Rose Garden Resident

Budget is too tight this year to be handing out cash reparation­s to Black California­ns

- Email Thomas Elias at tdelias@aol.com, and read more of his columns online at california­focus.net.

Try taking an apology to the bank and see what the teller says, or even the bank president. One thing's for sure: No apology will directly produce a bank deposit.

Thousands of Black California­ns knew this when they attended hearings across the state last year aiming to develop an aid package for descendant­s of slaves who still suffer poverty and other aftereffec­ts of bondage. So they responded far more enthusiast­ically to the possibilit­y of cash reparation­s than anything else mentioned.

Neither preferenti­al college admissions nor affirmativ­e action in hiring or anything else drew crowd approval like cash. No cash is in any proposal for reparation­s being floated in the state Legislatur­e now, though, not even in the 14bill package announced earlier this year by the legislativ­e Black caucus.

That's partly because there's no cash to be had in this year of huge budget deficits amounting to somewhere between $38 billion and $73 billion. It's also due to a seemingly definitive poll which found last fall that California voters by more than a 2-to-1 margin oppose paying descendant­s of the enslaved cash reparation­s for atrocities against their forebears.

That survey by the UC Berkeley Institute of Government­al Studies found 59% of voters against it and just 28% in favor, with a relatively paltry 13% undecided or neutral. Cash reparation­s, said poll director Mark Dicamillo, have “a steep uphill climb, at least from the public's point of view.”

It's no surprise, then, that the key piece of reparation­s legislatio­n this year involves no money, or even affirmativ­e action, which many California­ns have long opposed. Rather, it would require the governor to apologize quickly to descendant­s of human chattel. That costs nothing, but from the viewpoint of Black lawmakers may seem as if it would leave them a big foot in the door for future actions on other types of reparation­s when times grow fiscally looser.

Even last year, with much smaller deficits than now, Gov. Gavin Newsom made it clear he would veto cash reparation­s. Not wanting to embarrass him by forcing an actual decision, majority Democratic legislator­s won't yet try to approve cash reparation­s.

One reason most California­ns look askance at cash reparation­s is that this state was never a center of slavery. Under pre-emancipati­on federal law, slaveowner­s could bring their human property into free states and keep them enslaved. Similarly, escaped slaves could be tracked down in so-called free states and forced back to their previous owners. California was part of this, but not a ringleader, essentiall­y no more culpable than New York, Massachuse­tts or Illinois, all of which were hotbeds of abolition.

California voters looking at those historical realities were not inclined last year to pay the great-great grandchild­ren of slaves victimized by a Supreme Court that upheld slavery even in free states. That court included five justices from slave states.

If only because of California's peripheral involvemen­t with slavery, it would make no political sense to back monetary reparation­s. Plus, the concept may be illegal on its face. That's because government favoritism of one group over others is not permitted under the equal protection clause of the Constituti­on's 14th Amendment, which guarantees all who live in America “equal protection of the laws.”

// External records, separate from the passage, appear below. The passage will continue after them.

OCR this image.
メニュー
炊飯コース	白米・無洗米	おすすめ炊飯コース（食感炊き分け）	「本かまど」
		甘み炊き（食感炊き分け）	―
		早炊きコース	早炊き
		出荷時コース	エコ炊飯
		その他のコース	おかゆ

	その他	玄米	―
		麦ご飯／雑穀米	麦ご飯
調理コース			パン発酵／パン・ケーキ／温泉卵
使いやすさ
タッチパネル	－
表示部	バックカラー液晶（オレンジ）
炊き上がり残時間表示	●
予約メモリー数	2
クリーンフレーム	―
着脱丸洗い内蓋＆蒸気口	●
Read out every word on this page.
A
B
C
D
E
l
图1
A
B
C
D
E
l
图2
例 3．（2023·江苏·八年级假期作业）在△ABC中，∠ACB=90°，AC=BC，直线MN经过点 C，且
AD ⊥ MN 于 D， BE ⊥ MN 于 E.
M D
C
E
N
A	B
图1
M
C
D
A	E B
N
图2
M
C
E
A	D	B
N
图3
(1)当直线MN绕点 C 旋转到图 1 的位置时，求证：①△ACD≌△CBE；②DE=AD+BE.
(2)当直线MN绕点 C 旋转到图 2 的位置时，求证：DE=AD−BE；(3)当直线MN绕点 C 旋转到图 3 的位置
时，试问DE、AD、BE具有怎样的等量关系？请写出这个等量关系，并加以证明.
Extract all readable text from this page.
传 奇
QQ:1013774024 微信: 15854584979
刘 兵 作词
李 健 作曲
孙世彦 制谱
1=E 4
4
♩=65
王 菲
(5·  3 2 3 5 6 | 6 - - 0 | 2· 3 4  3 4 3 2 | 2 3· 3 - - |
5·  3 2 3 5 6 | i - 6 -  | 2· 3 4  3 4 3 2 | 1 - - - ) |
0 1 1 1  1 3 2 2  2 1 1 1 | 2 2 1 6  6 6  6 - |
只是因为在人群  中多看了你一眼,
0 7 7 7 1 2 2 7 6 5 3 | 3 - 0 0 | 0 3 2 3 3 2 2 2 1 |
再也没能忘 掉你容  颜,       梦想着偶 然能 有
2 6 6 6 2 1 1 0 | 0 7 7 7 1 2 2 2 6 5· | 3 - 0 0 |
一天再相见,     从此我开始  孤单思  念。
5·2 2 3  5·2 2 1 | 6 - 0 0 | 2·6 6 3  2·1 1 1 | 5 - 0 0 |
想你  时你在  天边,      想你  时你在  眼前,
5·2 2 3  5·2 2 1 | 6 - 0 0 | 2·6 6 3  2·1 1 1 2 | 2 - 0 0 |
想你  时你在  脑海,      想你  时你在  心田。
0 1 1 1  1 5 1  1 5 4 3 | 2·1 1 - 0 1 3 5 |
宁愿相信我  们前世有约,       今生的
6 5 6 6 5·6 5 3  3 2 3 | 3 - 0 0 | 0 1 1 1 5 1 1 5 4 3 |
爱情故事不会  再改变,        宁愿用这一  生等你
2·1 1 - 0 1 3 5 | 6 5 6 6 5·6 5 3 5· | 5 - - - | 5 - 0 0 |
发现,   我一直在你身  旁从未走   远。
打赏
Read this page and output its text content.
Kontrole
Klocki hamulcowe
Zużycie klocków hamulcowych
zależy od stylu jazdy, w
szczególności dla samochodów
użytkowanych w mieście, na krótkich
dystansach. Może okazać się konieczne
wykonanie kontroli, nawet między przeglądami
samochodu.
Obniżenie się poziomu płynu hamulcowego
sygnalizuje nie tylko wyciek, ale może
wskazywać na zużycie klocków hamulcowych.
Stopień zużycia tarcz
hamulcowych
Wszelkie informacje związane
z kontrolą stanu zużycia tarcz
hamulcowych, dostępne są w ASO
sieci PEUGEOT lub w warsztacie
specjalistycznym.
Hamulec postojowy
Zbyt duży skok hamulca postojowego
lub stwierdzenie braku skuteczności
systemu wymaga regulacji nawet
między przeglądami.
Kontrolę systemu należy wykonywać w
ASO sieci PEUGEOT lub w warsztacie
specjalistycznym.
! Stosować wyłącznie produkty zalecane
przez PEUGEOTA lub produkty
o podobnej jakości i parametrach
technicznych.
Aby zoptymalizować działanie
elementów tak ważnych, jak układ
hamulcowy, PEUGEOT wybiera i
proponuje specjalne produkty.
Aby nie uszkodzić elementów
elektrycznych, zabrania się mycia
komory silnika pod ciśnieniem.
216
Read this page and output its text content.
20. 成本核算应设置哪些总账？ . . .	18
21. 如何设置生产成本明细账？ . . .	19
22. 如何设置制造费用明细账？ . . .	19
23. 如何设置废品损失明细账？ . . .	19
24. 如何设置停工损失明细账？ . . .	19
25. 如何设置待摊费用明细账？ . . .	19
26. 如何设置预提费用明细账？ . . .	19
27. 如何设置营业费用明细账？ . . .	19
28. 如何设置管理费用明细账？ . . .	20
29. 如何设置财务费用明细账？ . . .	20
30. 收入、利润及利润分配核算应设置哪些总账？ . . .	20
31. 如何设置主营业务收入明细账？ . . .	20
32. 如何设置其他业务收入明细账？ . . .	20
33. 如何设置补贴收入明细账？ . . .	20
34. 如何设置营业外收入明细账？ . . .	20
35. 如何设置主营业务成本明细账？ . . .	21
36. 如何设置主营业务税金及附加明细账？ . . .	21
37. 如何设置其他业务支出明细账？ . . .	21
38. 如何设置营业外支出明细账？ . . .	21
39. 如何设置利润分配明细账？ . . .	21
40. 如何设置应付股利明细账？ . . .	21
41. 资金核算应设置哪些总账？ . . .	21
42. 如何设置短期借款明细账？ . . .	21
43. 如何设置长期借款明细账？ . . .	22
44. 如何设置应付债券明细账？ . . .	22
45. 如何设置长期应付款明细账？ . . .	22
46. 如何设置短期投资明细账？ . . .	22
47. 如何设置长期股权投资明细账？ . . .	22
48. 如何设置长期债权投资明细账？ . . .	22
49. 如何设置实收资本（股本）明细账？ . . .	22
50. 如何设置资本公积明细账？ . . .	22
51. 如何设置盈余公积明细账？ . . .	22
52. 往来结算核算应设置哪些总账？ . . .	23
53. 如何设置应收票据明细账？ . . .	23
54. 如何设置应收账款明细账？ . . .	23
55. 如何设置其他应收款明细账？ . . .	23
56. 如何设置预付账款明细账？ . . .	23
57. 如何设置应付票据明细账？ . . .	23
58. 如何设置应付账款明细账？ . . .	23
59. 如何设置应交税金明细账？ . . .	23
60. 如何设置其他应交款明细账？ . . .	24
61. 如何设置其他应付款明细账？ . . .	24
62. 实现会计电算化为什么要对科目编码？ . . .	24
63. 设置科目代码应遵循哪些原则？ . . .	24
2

So if one person whose forebears suffered legally sanctioned injustice could get sixfigure cash reparation­s from the government, so could anyone else whose ancestors also suffered government-imposed injustice.

That would include Native Americans enslaved by California­ns including John Sutter, whose Sacramento fort is often recognized as a key starting point for the Gold Rush, and possibly also Chinese and Jewish Americans precluded from owning some land and buildings by legally approved property covenants. Start giving big chunks of cash to members of all these groups and soon money itself might become meaningles­s.

The bottom line: The legislativ­e Black caucus is wise to limit its demands in this early phase of recognitio­n that some kind of compensati­on is in order for those who continue to be victimized by the aftermath of slavery. It's possible that looser financial times will make more measures possible but certainly not yet.